11/18/2025
By Kshitij Kumar Srivastava
The Kennedy College of Sciences, Department of Computer Science, invites you to attend a Master of Science in Computer Science thesis defense by Kshitij Kumar Srivastava on "S3: Stable Subgoal Selection by Constraining Uncertainty of Coarse Dynamics in Hierarchical Reinforcement Learning."

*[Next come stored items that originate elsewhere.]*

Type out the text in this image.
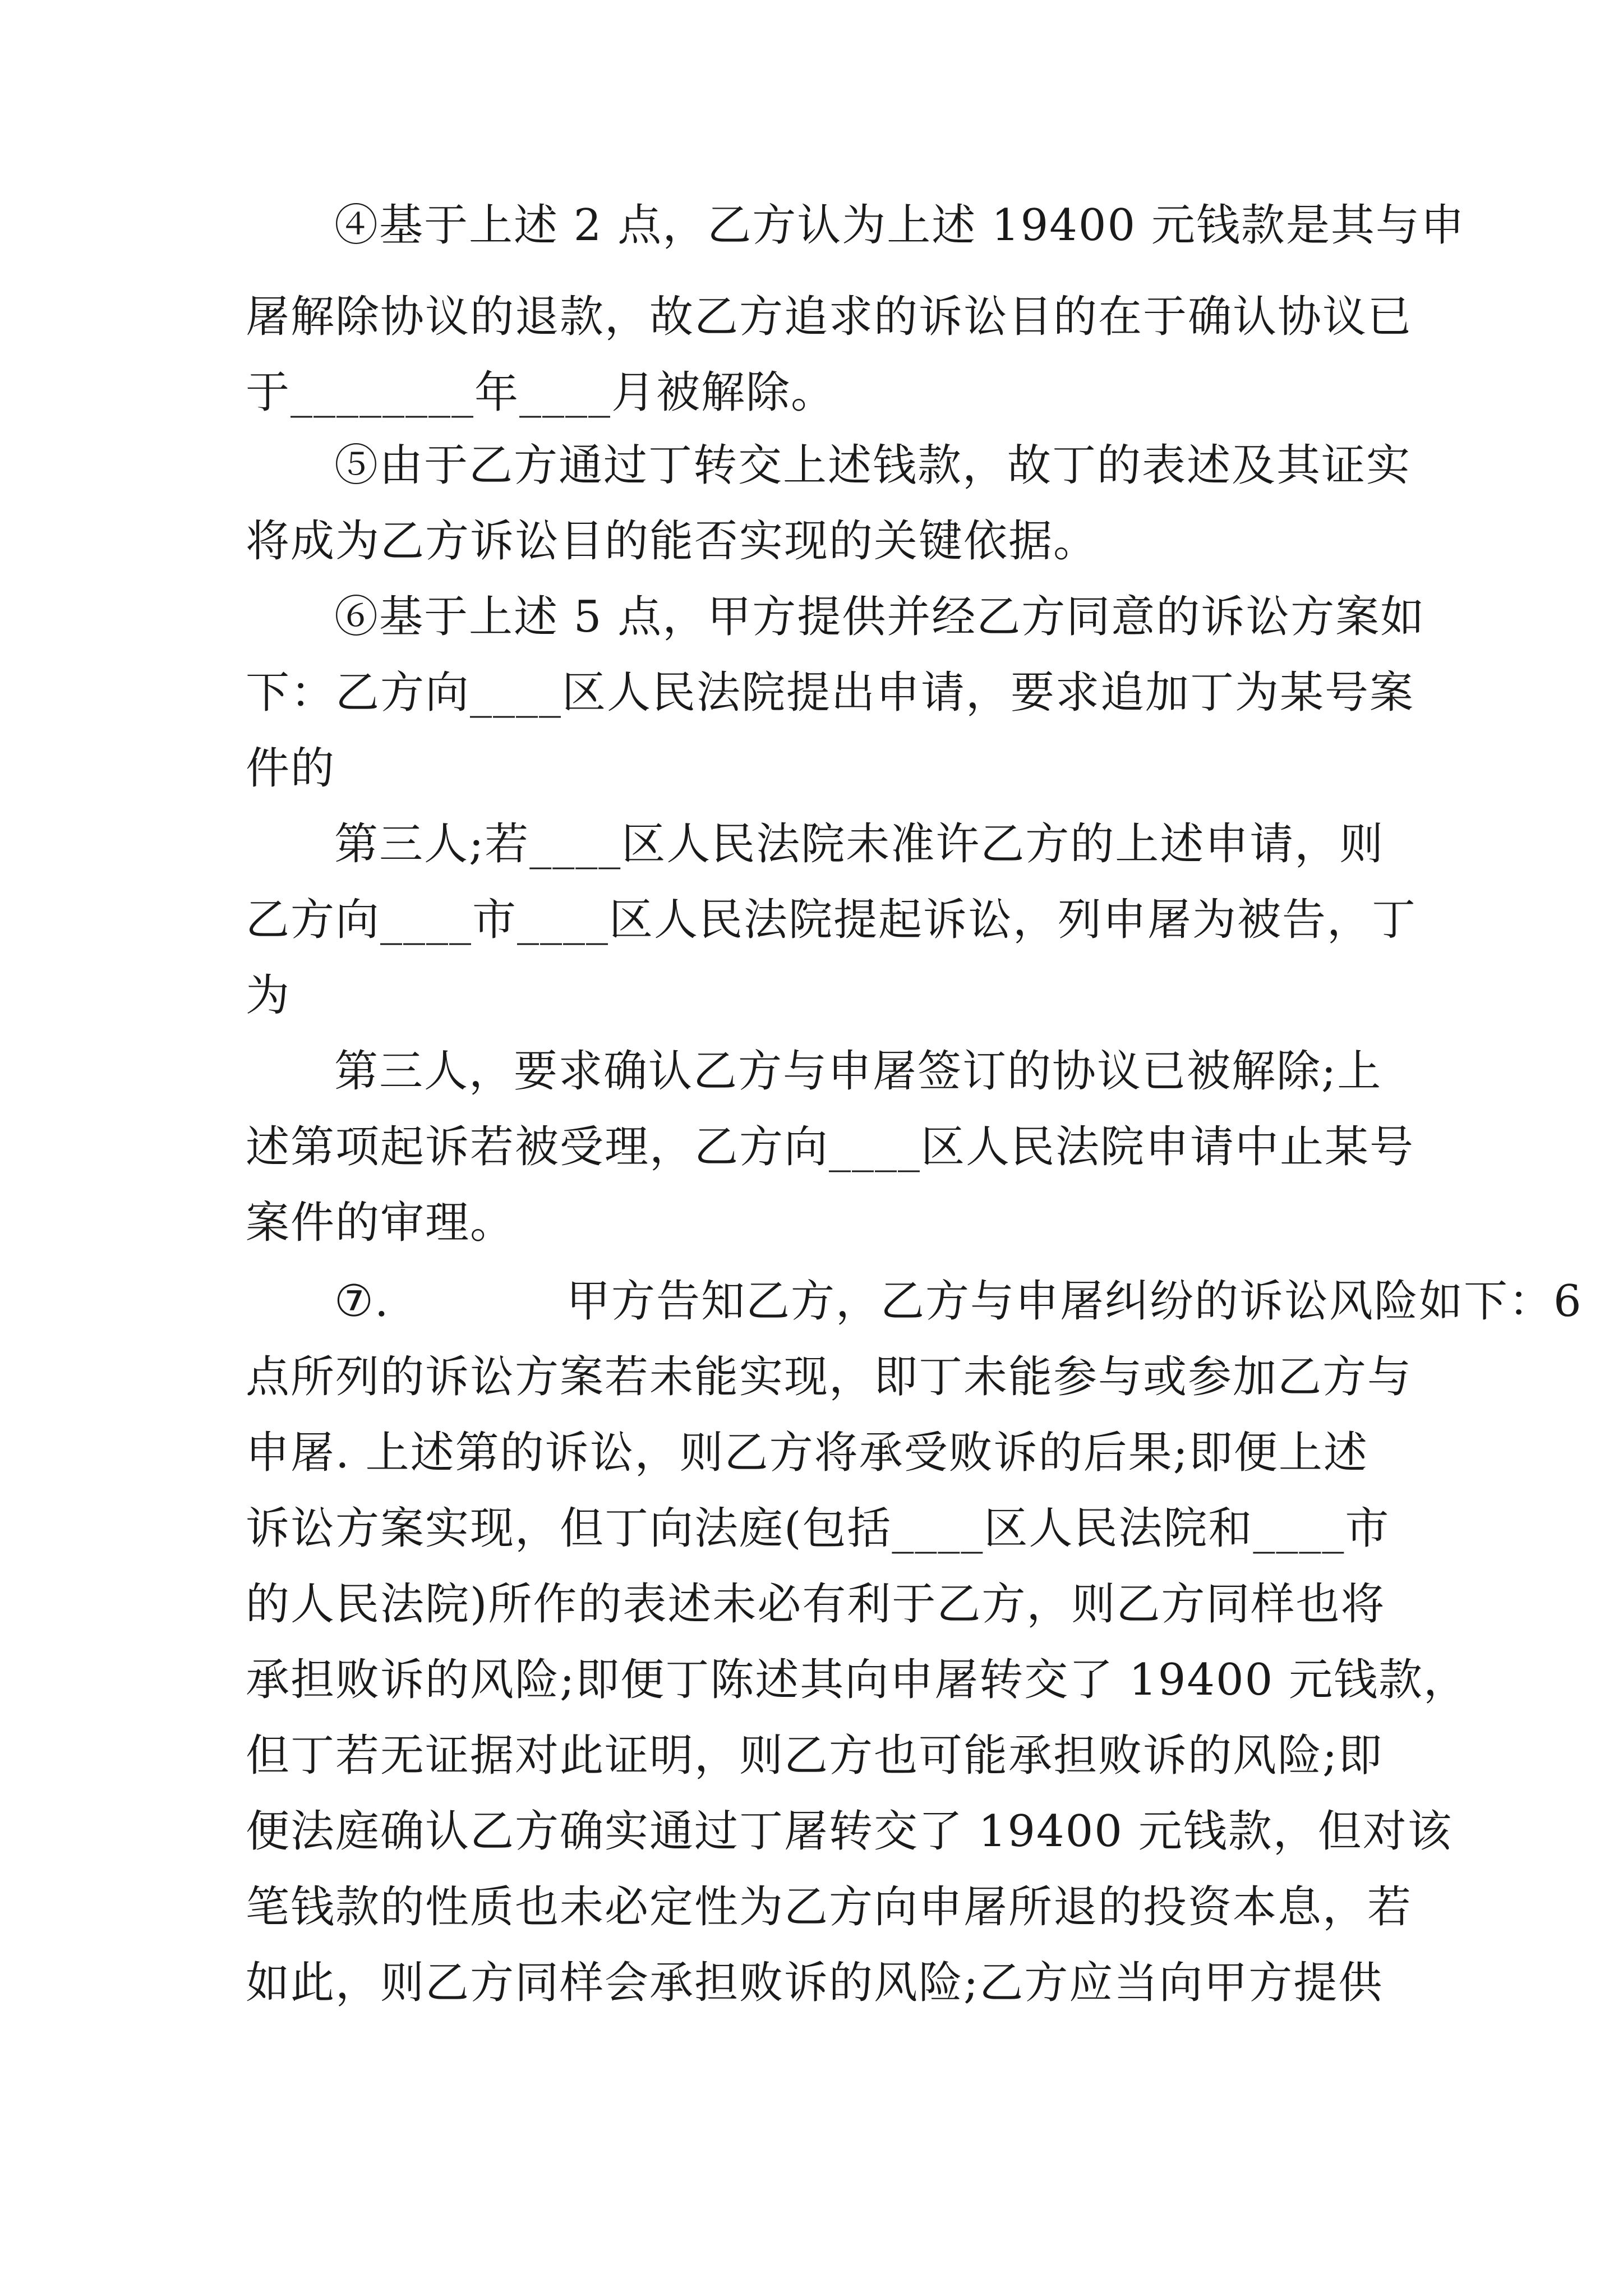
④基于上述 2 点，乙方认为上述 19400 元钱款是其与申
屠解除协议的退款，故乙方追求的诉讼目的在于确认协议已
于________年____月被解除。
⑤由于乙方通过丁转交上述钱款，故丁的表述及其证实
将成为乙方诉讼目的能否实现的关键依据。
⑥基于上述 5 点，甲方提供并经乙方同意的诉讼方案如
下：乙方向____区人民法院提出申请，要求追加丁为某号案
件的
第三人;若____区人民法院未准许乙方的上述申请，则
乙方向____市____区人民法院提起诉讼，列申屠为被告，丁
为
第三人，要求确认乙方与申屠签订的协议已被解除;上
述第项起诉若被受理，乙方向____区人民法院申请中止某号
案件的审理。
⑦.	甲方告知乙方，乙方与申屠纠纷的诉讼风险如下：6
点所列的诉讼方案若未能实现，即丁未能参与或参加乙方与
申屠. 上述第的诉讼，则乙方将承受败诉的后果;即便上述
诉讼方案实现，但丁向法庭(包括____区人民法院和____市
的人民法院)所作的表述未必有利于乙方，则乙方同样也将
承担败诉的风险;即便丁陈述其向申屠转交了 19400 元钱款，
但丁若无证据对此证明，则乙方也可能承担败诉的风险;即
便法庭确认乙方确实通过丁屠转交了 19400 元钱款，但对该
笔钱款的性质也未必定性为乙方向申屠所退的投资本息，若
如此，则乙方同样会承担败诉的风险;乙方应当向甲方提供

Candidate Name: Kshitij Kumar Srivastava
Defense Date: Friday, November 21, 2025
Time: 10 a.m. to noon
Thesis Title: S3: Stable Subgoal Selection by Constraining Uncertainty of Coarse Dynamics in Hierarchical Reinforcement Learning
Location: ETIC 445 and via Zoom
Committee Members:
- Kshitij Jerath (Advisor), Francis College of Engineering, UMass Lowell
- Maru Cabrera (Member), Miner School of Computer and Information Sciences, UMass Lowell
- Hadi Amiri (Member), Miner School of Computer and Information Sciences, UMass Lowell
- Reza Azadeh (Member), Miner School of Computer and Information Sciences, UMass Lowell
Abstract:
Hierarchical Reinforcement Learning (HRL) intends to separate strategic planning from primitive execution. It has been widely successful in solving long-horizon and complex tasks, where flat-RL algorithms have difficulty in learning. However, while the low-level agent in HRL benefits from dense feedback and abundant trial opportunities, the high-level agent receives sparse, delayed feedback from the environment and its performance depends on the low-level execution capability. In this paper, we study whether subgoal selection by the high-level agent can be performed more strategically, by providing it with dynamics-aware intrinsic motivation. Since motivation based on primitive transition dynamics would require broad coverage of the state-action space, we propose to use coarse dynamics, i.e., environment transitions aggregated over multiple steps at the temporal scale at which the high-level agent operates. This approach stabilizes the high-level policy by learning to minimize the predictive uncertainty associated with the coarse dynamics, and provides a guided structure for navigation. We model the predictive uncertainty by evaluating different dispersion metrics as approximated by a Mixture Density Network (MDN). Empirically, we observe that a dense, dynamics-aware intrinsic reward leads to risk-averse subgoal selection, enabling it to outperform state-of-the-art HRL methods in non-stationary long-horizon environments.